I wonder, was Sikka thinking about examples like the "troubled SAP implementation" reported this week by ComputerWeekly? In a story headlined Staff get stress support after SAP go-live, the UK title reports:

"Somerset County Council went live with the delayed first stage of a SAP implementation on 1 April 2009. Staff have struggled to pay invoices on time. It is further claimed that some bills have been paid to the wrong suppliers and that some companies have been paid twice for the same service ... a higher-than-usual number of emergency payments to the authority's suppliers are being made through the same-day bank-to-bank Chaps network."
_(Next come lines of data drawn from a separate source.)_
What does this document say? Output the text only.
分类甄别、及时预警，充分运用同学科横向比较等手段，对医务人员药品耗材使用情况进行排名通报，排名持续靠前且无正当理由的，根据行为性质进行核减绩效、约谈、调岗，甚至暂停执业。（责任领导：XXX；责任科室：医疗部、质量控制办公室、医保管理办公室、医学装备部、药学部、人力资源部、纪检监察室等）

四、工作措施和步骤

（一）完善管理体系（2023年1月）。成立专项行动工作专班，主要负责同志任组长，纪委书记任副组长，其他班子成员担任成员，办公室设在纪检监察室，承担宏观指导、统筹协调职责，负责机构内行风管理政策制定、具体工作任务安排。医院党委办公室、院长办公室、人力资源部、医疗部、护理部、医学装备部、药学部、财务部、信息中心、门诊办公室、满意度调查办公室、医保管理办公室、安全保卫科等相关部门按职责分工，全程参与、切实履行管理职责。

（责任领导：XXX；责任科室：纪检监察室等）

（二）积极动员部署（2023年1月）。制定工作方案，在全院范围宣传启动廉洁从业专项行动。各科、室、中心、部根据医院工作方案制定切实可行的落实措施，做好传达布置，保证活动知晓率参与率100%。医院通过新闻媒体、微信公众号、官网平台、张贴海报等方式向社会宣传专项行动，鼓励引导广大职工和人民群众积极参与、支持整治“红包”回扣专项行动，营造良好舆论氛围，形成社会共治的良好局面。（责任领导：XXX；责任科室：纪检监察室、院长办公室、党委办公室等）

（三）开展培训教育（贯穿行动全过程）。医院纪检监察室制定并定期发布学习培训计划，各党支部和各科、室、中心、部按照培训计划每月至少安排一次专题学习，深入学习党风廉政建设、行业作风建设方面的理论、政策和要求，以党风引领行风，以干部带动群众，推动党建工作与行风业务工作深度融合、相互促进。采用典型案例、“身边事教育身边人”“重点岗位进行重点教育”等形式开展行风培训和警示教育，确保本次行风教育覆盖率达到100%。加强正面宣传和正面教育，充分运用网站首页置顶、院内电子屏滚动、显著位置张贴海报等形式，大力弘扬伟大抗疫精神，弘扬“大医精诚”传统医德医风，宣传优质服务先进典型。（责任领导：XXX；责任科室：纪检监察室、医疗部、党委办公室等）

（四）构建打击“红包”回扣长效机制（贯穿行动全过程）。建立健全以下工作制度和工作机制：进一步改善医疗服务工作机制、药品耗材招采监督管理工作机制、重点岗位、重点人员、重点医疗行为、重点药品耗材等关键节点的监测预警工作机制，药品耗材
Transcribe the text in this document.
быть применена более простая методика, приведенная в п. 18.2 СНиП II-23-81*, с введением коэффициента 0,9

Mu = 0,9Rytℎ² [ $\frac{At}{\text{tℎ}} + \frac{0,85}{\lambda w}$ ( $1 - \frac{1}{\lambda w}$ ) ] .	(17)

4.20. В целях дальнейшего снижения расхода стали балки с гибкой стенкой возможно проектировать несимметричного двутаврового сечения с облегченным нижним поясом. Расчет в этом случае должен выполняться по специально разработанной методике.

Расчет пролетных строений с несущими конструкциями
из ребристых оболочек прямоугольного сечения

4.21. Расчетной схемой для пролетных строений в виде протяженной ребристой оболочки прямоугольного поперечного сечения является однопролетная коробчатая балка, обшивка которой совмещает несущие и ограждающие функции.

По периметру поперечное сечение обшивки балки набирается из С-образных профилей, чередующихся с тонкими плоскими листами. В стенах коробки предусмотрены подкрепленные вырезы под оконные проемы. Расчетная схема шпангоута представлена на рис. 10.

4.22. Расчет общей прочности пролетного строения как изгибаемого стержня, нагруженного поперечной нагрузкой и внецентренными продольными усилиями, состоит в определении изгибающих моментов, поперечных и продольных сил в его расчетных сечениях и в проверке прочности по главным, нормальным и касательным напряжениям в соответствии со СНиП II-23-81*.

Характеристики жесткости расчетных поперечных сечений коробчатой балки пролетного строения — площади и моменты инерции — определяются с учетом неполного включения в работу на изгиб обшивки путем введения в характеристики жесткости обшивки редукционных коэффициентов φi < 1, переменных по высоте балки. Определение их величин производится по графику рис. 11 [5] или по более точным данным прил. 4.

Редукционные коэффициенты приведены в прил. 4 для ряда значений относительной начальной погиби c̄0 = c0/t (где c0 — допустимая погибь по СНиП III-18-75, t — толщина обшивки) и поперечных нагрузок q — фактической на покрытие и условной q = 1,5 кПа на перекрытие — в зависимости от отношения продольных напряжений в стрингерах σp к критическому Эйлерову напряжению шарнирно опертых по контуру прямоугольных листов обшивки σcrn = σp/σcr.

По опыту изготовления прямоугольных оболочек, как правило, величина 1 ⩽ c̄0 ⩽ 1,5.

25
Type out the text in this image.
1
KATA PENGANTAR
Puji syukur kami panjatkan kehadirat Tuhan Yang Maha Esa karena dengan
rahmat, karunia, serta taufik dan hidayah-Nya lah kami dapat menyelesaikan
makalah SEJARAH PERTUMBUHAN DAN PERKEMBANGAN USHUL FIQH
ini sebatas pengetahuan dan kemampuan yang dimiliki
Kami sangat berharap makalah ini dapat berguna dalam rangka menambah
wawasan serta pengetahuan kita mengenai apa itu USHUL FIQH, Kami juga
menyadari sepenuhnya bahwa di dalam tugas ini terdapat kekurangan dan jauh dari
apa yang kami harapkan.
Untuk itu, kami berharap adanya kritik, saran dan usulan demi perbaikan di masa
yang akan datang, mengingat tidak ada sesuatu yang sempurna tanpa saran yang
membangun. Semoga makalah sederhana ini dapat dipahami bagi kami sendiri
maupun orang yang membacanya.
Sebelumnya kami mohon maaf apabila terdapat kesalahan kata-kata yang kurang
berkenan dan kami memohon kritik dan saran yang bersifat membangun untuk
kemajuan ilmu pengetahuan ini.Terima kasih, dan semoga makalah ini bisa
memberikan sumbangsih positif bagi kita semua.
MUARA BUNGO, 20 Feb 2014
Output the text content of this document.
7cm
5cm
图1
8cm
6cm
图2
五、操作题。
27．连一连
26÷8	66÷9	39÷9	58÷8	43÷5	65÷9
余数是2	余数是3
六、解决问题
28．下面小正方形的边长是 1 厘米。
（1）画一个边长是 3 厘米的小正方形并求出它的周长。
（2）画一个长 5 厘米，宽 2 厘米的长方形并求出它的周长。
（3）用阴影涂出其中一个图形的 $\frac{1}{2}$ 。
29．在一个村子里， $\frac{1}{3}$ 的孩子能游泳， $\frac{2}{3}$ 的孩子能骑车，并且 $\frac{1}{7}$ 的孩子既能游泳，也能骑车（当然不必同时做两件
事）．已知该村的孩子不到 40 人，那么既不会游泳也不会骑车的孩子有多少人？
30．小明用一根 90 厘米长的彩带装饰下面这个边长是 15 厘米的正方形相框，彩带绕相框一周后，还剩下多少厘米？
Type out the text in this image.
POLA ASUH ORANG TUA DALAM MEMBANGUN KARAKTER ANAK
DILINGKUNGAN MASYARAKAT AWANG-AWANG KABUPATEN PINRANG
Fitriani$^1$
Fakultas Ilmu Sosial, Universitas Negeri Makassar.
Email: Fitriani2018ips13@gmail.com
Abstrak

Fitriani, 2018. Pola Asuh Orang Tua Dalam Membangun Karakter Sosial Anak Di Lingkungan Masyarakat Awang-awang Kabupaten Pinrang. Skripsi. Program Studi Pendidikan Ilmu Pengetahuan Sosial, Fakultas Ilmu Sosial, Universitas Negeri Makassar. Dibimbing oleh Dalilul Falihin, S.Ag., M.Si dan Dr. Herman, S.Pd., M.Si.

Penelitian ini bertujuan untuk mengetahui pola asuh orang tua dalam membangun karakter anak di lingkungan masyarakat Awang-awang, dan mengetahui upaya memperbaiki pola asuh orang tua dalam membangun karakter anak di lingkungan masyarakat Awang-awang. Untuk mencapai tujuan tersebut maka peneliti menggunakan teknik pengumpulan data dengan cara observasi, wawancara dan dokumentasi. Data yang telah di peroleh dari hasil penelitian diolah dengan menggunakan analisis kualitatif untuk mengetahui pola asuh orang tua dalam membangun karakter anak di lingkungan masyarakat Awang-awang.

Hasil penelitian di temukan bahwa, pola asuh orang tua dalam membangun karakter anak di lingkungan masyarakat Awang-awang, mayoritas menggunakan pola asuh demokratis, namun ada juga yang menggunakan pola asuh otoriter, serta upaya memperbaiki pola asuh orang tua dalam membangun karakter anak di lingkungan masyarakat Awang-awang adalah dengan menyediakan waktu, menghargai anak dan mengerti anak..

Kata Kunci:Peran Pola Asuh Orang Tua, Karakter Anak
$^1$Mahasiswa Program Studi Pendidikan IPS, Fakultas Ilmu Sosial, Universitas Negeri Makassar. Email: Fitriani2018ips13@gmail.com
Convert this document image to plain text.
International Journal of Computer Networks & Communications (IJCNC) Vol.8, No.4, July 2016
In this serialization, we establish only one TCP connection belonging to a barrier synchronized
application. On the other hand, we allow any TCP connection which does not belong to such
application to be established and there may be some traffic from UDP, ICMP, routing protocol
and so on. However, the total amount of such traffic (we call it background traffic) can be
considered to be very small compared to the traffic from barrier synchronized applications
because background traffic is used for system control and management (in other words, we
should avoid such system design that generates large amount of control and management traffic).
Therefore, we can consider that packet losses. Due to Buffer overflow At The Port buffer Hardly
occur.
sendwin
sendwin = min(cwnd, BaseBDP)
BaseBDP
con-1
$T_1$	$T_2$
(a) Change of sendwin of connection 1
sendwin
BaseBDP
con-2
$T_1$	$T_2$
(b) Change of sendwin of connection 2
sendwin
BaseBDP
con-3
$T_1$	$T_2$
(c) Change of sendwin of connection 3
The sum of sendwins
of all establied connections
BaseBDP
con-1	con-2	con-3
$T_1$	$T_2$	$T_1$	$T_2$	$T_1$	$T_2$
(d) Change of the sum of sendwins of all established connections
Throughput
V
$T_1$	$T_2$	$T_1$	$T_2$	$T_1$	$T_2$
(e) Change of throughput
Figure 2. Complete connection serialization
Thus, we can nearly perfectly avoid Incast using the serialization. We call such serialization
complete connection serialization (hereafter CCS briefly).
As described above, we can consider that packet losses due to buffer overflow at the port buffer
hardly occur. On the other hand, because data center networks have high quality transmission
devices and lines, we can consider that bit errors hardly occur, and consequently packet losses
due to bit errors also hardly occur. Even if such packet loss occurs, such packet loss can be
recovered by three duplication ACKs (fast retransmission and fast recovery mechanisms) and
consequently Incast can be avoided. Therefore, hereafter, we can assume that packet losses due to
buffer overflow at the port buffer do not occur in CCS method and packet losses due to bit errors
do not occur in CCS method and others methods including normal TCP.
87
No wonder SAP is so worried about taking responsibility for operating its own products when its implementation partners (IBM in this case) have such a spotty track record of bring its software live reliably and on-time. Perhaps instead of attempting to pour scorn, Sikka should invest a bit more time understanding how Salesforce.com has managed to go the past three years without a single downtime incident of more than a few hours at a time — and that includes planned downtime for twice-yearly major releases of its core application. You never know, SAP might learn a thing or two about how to really build software for integrity and stability.